Hi @kevin192291 On PCs you’ll need to build with hardware acceleration if you want to run object detection - otherwise it will indeed be very slow (falls back to pure software implementation).

Hello @janjongboom,
Sorry to bug you again. I have been trying to get this working on my own but am at a bit of a stand still.
I used the command: APP_CAMERA=1 TARGET_LINUX_AARCH64=1 USE_FULL_TFLITE=1 CC=clang CXX=clang++ make -j
and I did the build with EON set to OFF.

The result is:

ftsg2d -lruy -lXNNPACK -lpthread
/usr/bin/ld: skipping incompatible ./tflite/linux-aarch64/libtensorflow-lite.a when searching for -ltensorflow-lite
/usr/bin/ld: cannot find -ltensorflow-lite
/usr/bin/ld: skipping incompatible ./tflite/linux-aarch64/libcpuinfo.a when searching for -lcpuinfo
/usr/bin/ld: cannot find -lcpuinfo
/usr/bin/ld: skipping incompatible ./tflite/linux-aarch64/libfarmhash.a when searching for -lfarmhash
/usr/bin/ld: cannot find -lfarmhash
/usr/bin/ld: skipping incompatible ./tflite/linux-aarch64/libfft2d_fftsg.a when searching for -lfft2d_fftsg
/usr/bin/ld: cannot find -lfft2d_fftsg
/usr/bin/ld: skipping incompatible ./tflite/linux-aarch64/libfft2d_fftsg2d.a when searching for -lfft2d_fftsg2d
/usr/bin/ld: cannot find -lfft2d_fftsg2d
/usr/bin/ld: skipping incompatible ./tflite/linux-aarch64/libruy.a when searching for -lruy
/usr/bin/ld: cannot find -lruy
/usr/bin/ld: skipping incompatible ./tflite/linux-aarch64/libXNNPACK.a when searching for -lXNNPACK
/usr/bin/ld: cannot find -lXNNPACK
clang: error: linker command failed with exit code 1 (use -v to see invocation)
make: *** [Makefile:95: runner] Error 1

I am running Linux Mint, ubuntu based. not Arch, would it be difficult for me to get these working in regard to the target? or is this difficult to do?

Thanks again!
(btw, let me know if these questions are too much)

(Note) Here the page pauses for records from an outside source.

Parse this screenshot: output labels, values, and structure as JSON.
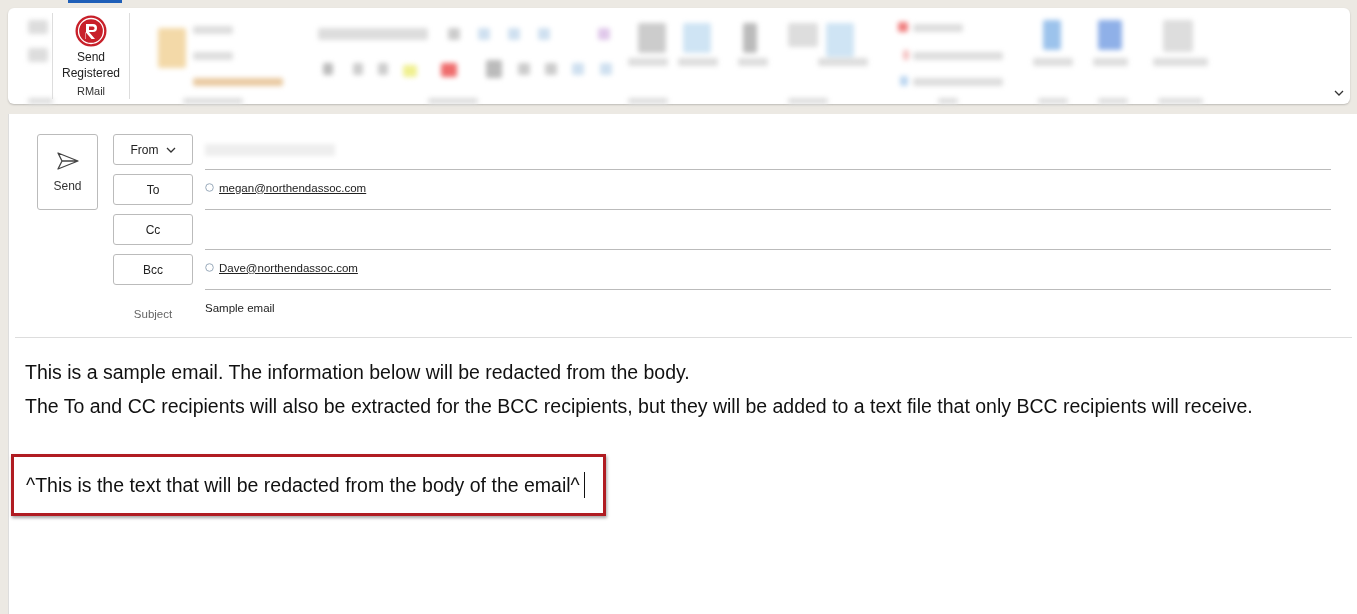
{
  "ribbon": {
    "rmail_button": "Send\nRegistered",
    "rmail_group": "RMail"
  },
  "compose": {
    "send": "Send",
    "fields": [
      {
        "kind": "from",
        "label": "From"
      },
      {
        "kind": "address",
        "label": "To",
        "recipients": [
          "megan@northendassoc.com"
        ]
      },
      {
        "kind": "address",
        "label": "Cc"
      },
      {
        "kind": "address",
        "label": "Bcc",
        "recipients": [
          "Dave@northendassoc.com"
        ]
      }
    ],
    "subject_label": "Subject",
    "subject": "Sample email"
  },
  "body": {
    "paragraphs": [
      "This is a sample email. The information below will be redacted from the body.",
      "The To and CC recipients will also be extracted for the BCC recipients, but they will be added to a text file that only BCC recipients will receive."
    ],
    "redacted": "^This is the text that will be redacted from the body of the email^"
  }
}
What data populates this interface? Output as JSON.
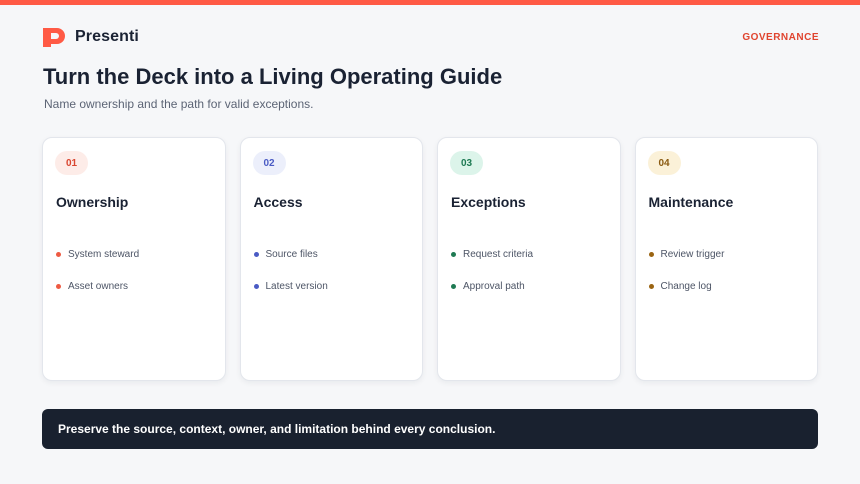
{
  "brand": {
    "name": "Presenti",
    "accent": "#ff5a45"
  },
  "header": {
    "section_tag": "GOVERNANCE"
  },
  "slide": {
    "title": "Turn the Deck into a Living Operating Guide",
    "subtitle": "Name ownership and the path for valid exceptions."
  },
  "cards": [
    {
      "number": "01",
      "title": "Ownership",
      "badge_bg": "#fdece8",
      "badge_color": "#d9452f",
      "dot_color": "#ee5a42",
      "items": [
        "System steward",
        "Asset owners"
      ]
    },
    {
      "number": "02",
      "title": "Access",
      "badge_bg": "#eceffb",
      "badge_color": "#4a5bc4",
      "dot_color": "#4a5bc4",
      "items": [
        "Source files",
        "Latest version"
      ]
    },
    {
      "number": "03",
      "title": "Exceptions",
      "badge_bg": "#dcf4ea",
      "badge_color": "#1e7a53",
      "dot_color": "#1e7a53",
      "items": [
        "Request criteria",
        "Approval path"
      ]
    },
    {
      "number": "04",
      "title": "Maintenance",
      "badge_bg": "#fbf1d8",
      "badge_color": "#8a5a10",
      "dot_color": "#9a6412",
      "items": [
        "Review trigger",
        "Change log"
      ]
    }
  ],
  "footer": {
    "text": "Preserve the source, context, owner, and limitation behind every conclusion."
  }
}
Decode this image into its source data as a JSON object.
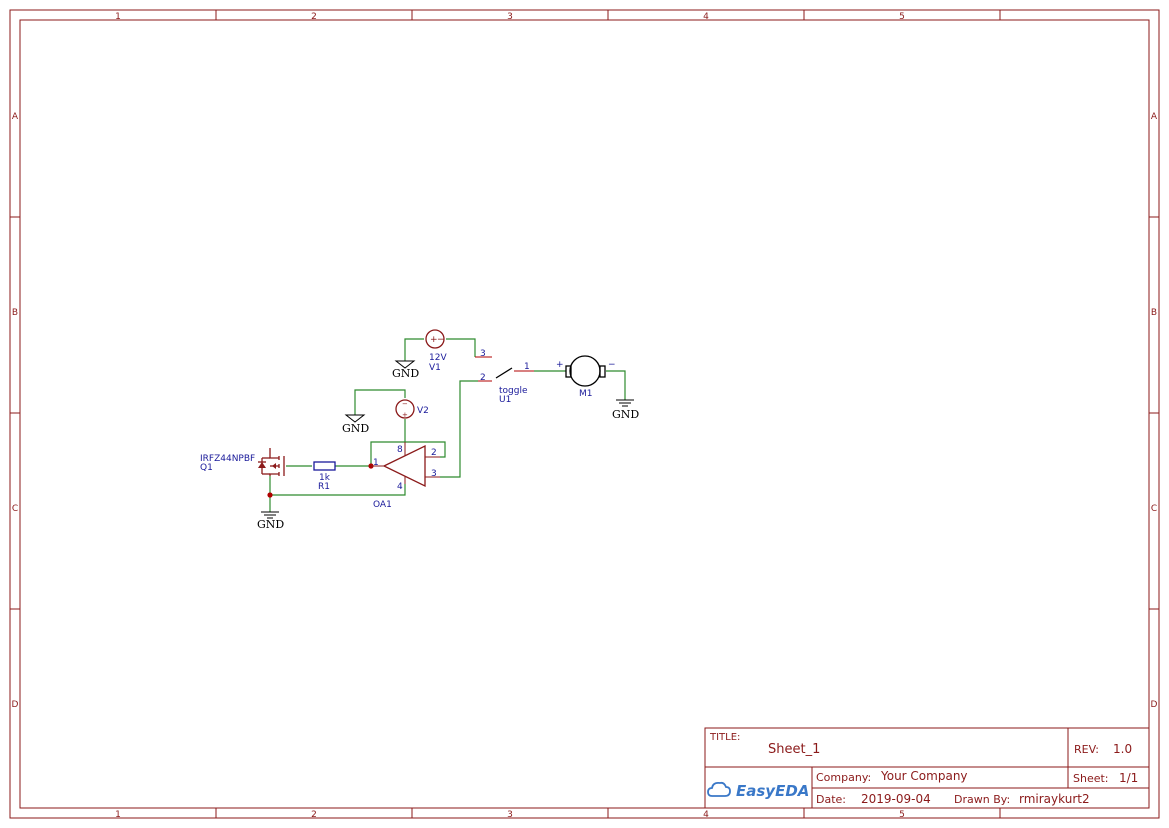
{
  "sheet": {
    "columns": [
      "1",
      "2",
      "3",
      "4",
      "5"
    ],
    "rows": [
      "A",
      "B",
      "C",
      "D"
    ]
  },
  "components": {
    "q1": {
      "part": "IRFZ44NPBF",
      "ref": "Q1"
    },
    "r1": {
      "value": "1k",
      "ref": "R1"
    },
    "v1": {
      "value": "12V",
      "ref": "V1"
    },
    "v2": {
      "ref": "V2"
    },
    "u1": {
      "value": "toggle",
      "ref": "U1",
      "pins": [
        "3",
        "2",
        "1"
      ]
    },
    "m1": {
      "ref": "M1",
      "plus": "+",
      "minus": "−"
    },
    "oa1": {
      "ref": "OA1",
      "pins": [
        "1",
        "2",
        "3",
        "8",
        "4"
      ]
    },
    "gnd_label": "GND"
  },
  "title_block": {
    "title_label": "TITLE:",
    "title": "Sheet_1",
    "rev_label": "REV:",
    "rev": "1.0",
    "logo": "EasyEDA",
    "company_label": "Company:",
    "company": "Your Company",
    "sheet_label": "Sheet:",
    "sheet": "1/1",
    "date_label": "Date:",
    "date": "2019-09-04",
    "drawn_label": "Drawn By:",
    "drawn_by": "rmiraykurt2"
  }
}
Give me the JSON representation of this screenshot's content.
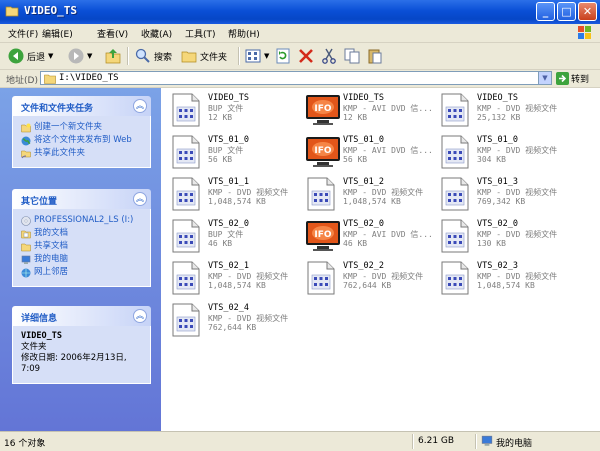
{
  "window": {
    "title": "VIDEO_TS"
  },
  "menu": [
    "文件(F)",
    "编辑(E)",
    "查看(V)",
    "收藏(A)",
    "工具(T)",
    "帮助(H)"
  ],
  "toolbar": {
    "back": "后退",
    "search": "搜索",
    "folders": "文件夹"
  },
  "address": {
    "label": "地址(D)",
    "path": "I:\\VIDEO_TS",
    "go": "转到"
  },
  "tasks": {
    "title": "文件和文件夹任务",
    "items": [
      "创建一个新文件夹",
      "将这个文件夹发布到 Web",
      "共享此文件夹"
    ]
  },
  "places": {
    "title": "其它位置",
    "items": [
      "PROFESSIONAL2_LS (I:)",
      "我的文档",
      "共享文档",
      "我的电脑",
      "网上邻居"
    ]
  },
  "details": {
    "title": "详细信息",
    "name": "VIDEO_TS",
    "type": "文件夹",
    "modified": "修改日期: 2006年2月13日, 7:09"
  },
  "files": [
    {
      "name": "VIDEO_TS",
      "type": "BUP 文件",
      "size": "12 KB",
      "icon": "generic-file-icon"
    },
    {
      "name": "VIDEO_TS",
      "type": "KMP - AVI DVD 信...",
      "size": "12 KB",
      "icon": "ifo-file-icon"
    },
    {
      "name": "VIDEO_TS",
      "type": "KMP - DVD 视频文件",
      "size": "25,132 KB",
      "icon": "video-file-icon"
    },
    {
      "name": "VTS_01_0",
      "type": "BUP 文件",
      "size": "56 KB",
      "icon": "generic-file-icon"
    },
    {
      "name": "VTS_01_0",
      "type": "KMP - AVI DVD 信...",
      "size": "56 KB",
      "icon": "ifo-file-icon"
    },
    {
      "name": "VTS_01_0",
      "type": "KMP - DVD 视频文件",
      "size": "304 KB",
      "icon": "video-file-icon"
    },
    {
      "name": "VTS_01_1",
      "type": "KMP - DVD 视频文件",
      "size": "1,048,574 KB",
      "icon": "video-file-icon"
    },
    {
      "name": "VTS_01_2",
      "type": "KMP - DVD 视频文件",
      "size": "1,048,574 KB",
      "icon": "video-file-icon"
    },
    {
      "name": "VTS_01_3",
      "type": "KMP - DVD 视频文件",
      "size": "769,342 KB",
      "icon": "video-file-icon"
    },
    {
      "name": "VTS_02_0",
      "type": "BUP 文件",
      "size": "46 KB",
      "icon": "generic-file-icon"
    },
    {
      "name": "VTS_02_0",
      "type": "KMP - AVI DVD 信...",
      "size": "46 KB",
      "icon": "ifo-file-icon"
    },
    {
      "name": "VTS_02_0",
      "type": "KMP - DVD 视频文件",
      "size": "130 KB",
      "icon": "video-file-icon"
    },
    {
      "name": "VTS_02_1",
      "type": "KMP - DVD 视频文件",
      "size": "1,048,574 KB",
      "icon": "video-file-icon"
    },
    {
      "name": "VTS_02_2",
      "type": "KMP - DVD 视频文件",
      "size": "762,644 KB",
      "icon": "video-file-icon"
    },
    {
      "name": "VTS_02_3",
      "type": "KMP - DVD 视频文件",
      "size": "1,048,574 KB",
      "icon": "video-file-icon"
    },
    {
      "name": "VTS_02_4",
      "type": "KMP - DVD 视频文件",
      "size": "762,644 KB",
      "icon": "video-file-icon"
    }
  ],
  "ifo_label": "IFO",
  "status": {
    "count": "16 个对象",
    "size": "6.21 GB",
    "location": "我的电脑"
  },
  "colors": {
    "title_bar": "#0a4fd6",
    "task_pane": "#6f8ddc",
    "link": "#215dc6"
  }
}
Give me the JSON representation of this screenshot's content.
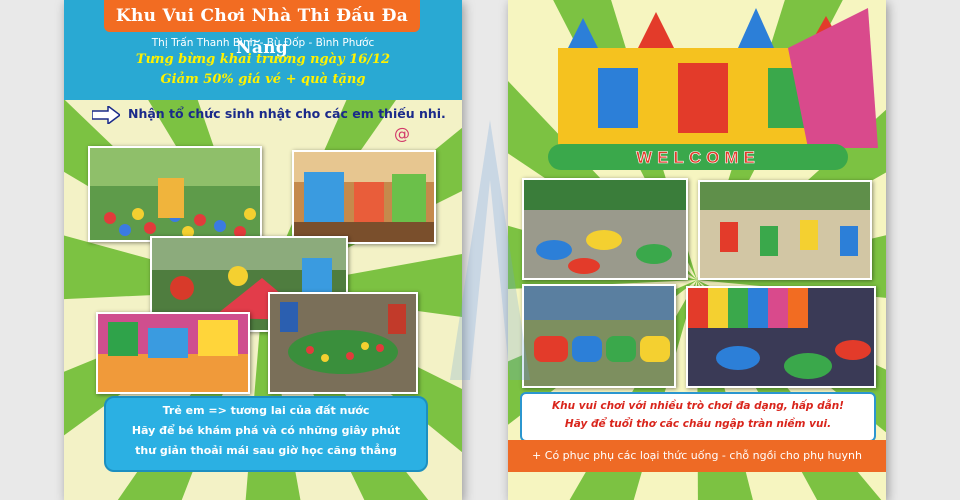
{
  "flyer_left": {
    "title": "Khu Vui Chơi Nhà Thi Đấu Đa Năng",
    "location": "Thị Trấn Thanh Bình - Bù Đốp - Bình Phước",
    "slogan_line1": "Tưng bừng khai trương ngày 16/12",
    "slogan_line2": "Giảm 50% giá vé + quà tặng",
    "party_text": "Nhận tổ chức sinh nhật cho các em thiếu nhi.",
    "bottom_lines": [
      "Trẻ em => tương lai của đất nước",
      "Hãy để bé khám phá và có những giây phút",
      "thư giản thoải mái sau giờ học căng thẳng"
    ]
  },
  "flyer_right": {
    "welcome_sign": "WELCOME",
    "info_line1": "Khu vui chơi với nhiều trò chơi đa dạng, hấp dẫn!",
    "info_line2": "Hãy để tuổi thơ các cháu ngập tràn niềm vui.",
    "footer": "+ Có phục phụ các loại thức uống - chỗ ngồi cho phụ huynh"
  },
  "colors": {
    "sky_blue": "#29a9d3",
    "orange": "#f26c22",
    "yellow_text": "#fff200",
    "ray_green": "#7cc242",
    "ray_cream": "#f3f2c6",
    "red_text": "#d9251c"
  },
  "icons": [
    "right-arrow-icon",
    "swirl-lollipop-icon"
  ]
}
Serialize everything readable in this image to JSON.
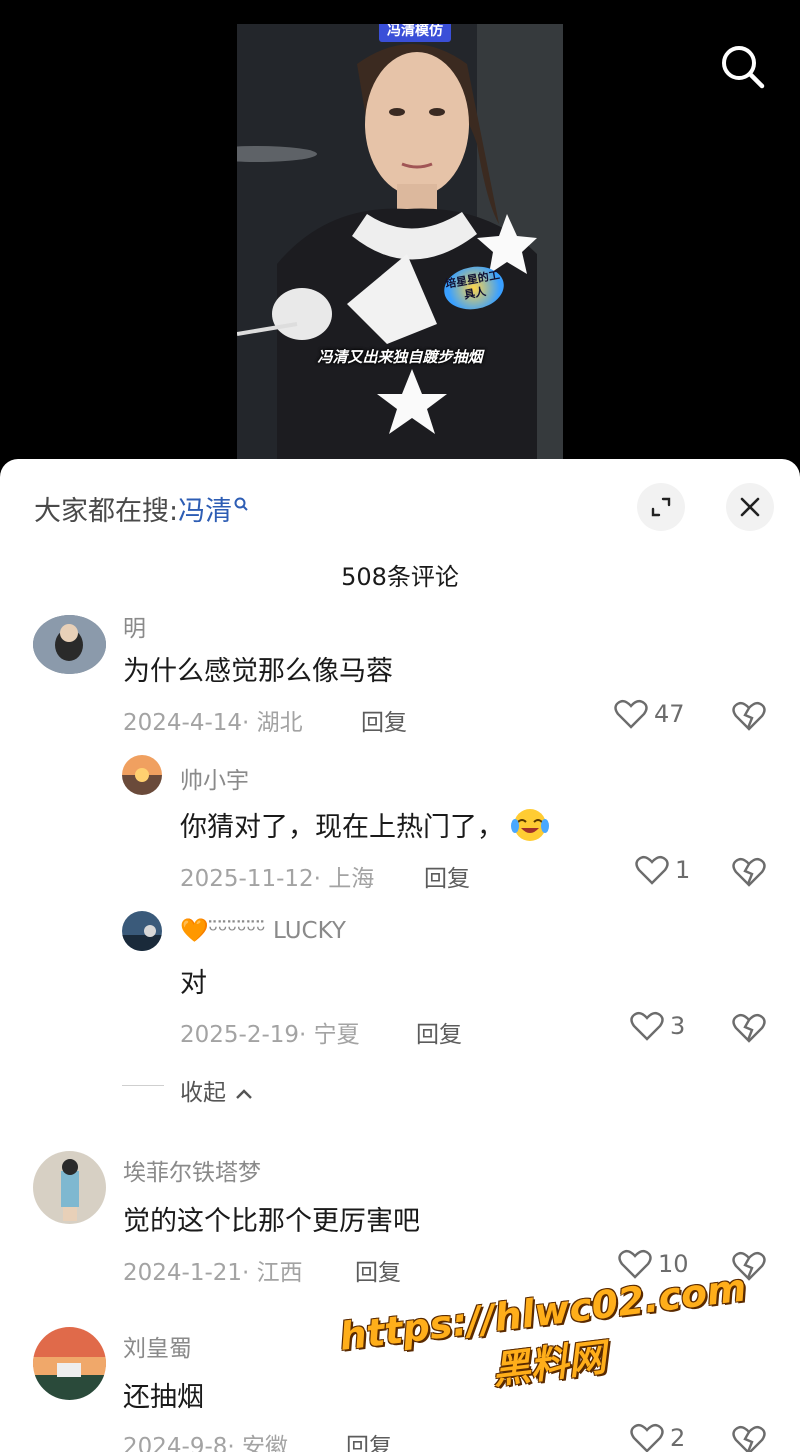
{
  "video": {
    "tag": "冯清模仿",
    "caption": "冯清又出来独自踱步抽烟",
    "logo_text": "培星星的工具人"
  },
  "sheet": {
    "hot_search_label": "大家都在搜:",
    "hot_search_term": "冯清",
    "comment_count": "508条评论",
    "collapse_label": "收起"
  },
  "comments": [
    {
      "username": "明",
      "text": "为什么感觉那么像马蓉",
      "meta": "2024-4-14· 湖北",
      "reply": "回复",
      "likes": "47"
    },
    {
      "username": "帅小宇",
      "text": "你猜对了，现在上热门了，",
      "emoji": "crying-laughing-emoji",
      "meta": "2025-11-12· 上海",
      "reply": "回复",
      "likes": "1"
    },
    {
      "username": "🧡ᵕ̈ᵕ̈ᵕ̈ᵕ̈ᵕ̈ᵕ̈ LUCKY",
      "text": "对",
      "meta": "2025-2-19· 宁夏",
      "reply": "回复",
      "likes": "3"
    },
    {
      "username": "埃菲尔铁塔梦",
      "text": "觉的这个比那个更厉害吧",
      "meta": "2024-1-21· 江西",
      "reply": "回复",
      "likes": "10"
    },
    {
      "username": "刘皇蜀",
      "text": "还抽烟",
      "meta": "2024-9-8· 安徽",
      "reply": "回复",
      "likes": "2"
    }
  ],
  "watermark": {
    "line1": "https://hlwc02.com",
    "line2": "黑料网"
  },
  "colors": {
    "search_term": "#2d5db4",
    "watermark": "#ffae1a",
    "sheet_bg": "#ffffff"
  }
}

Hi @kevin192291 Your computer does not seem to be an AARCH64 target, where are you running this? We only support ARM targets right now w/ hw acceleration, not x86.

Ohhh okay, I see. I had thought this would run on my pc. My setup is:

OS: Linux Mint 20,
Processor: Ryzen 9 5900x
GFX Card: Nvidia 970 gtx

Is there a way to get the pure tensorflow model? Would that not work on my pc?

Yes on the Dashboard page, under ‘Download block output’ you’ll find the TensorFlow models (in TFLite and SavedModel formats).